A Task-Driven Human-AI Collaboration: When to Automate, When to Collaborate, When to Challenge
For researchers and practitioners designing human-AI systems, this framework offers structured guidance for role assignment, but it is conceptual and lacks empirical validation.
The paper proposes a task-driven framework for human-AI collaboration that assigns AI roles (autonomous, assistive/collaborative, adversarial) based on task risk and complexity, aiming to improve performance while maintaining human agency. The framework is derived from empirical findings but does not report quantitative results.
According to several empirical investigations, despite enhancing human capabilities, human-AI cooperation frequently falls short of expectations and fails to reach true synergy. We propose a task-driven framework that reverses prevalent approaches by assigning AI roles according to how the task's requirements align with the capabilities of AI technology. Three major AI roles are identified through task analysis across risk and complexity dimensions: autonomous, assistive/collaborative, and adversarial.
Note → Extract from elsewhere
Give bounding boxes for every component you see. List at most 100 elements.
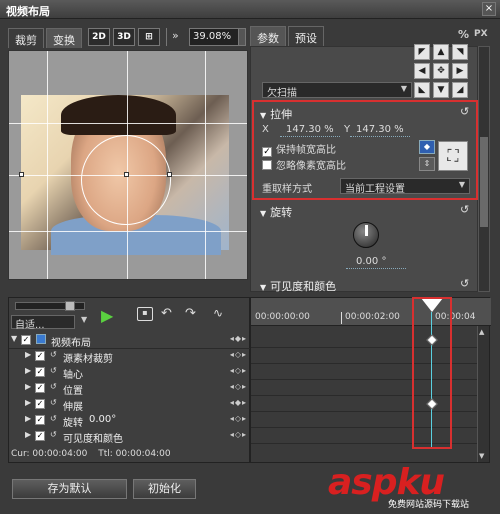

We show how proper human-AI integration maintains meaningful agency while improving performance by methodically mapping these roles to various task types based on current empirical findings. This framework lays the foundation for practically effective and morally sound human-AI collaboration that unleashes human potential by aligning task attributes to AI capabilities. It also provides structured guidance for context-sensitive automation that complements human strengths rather than replacing human judgment.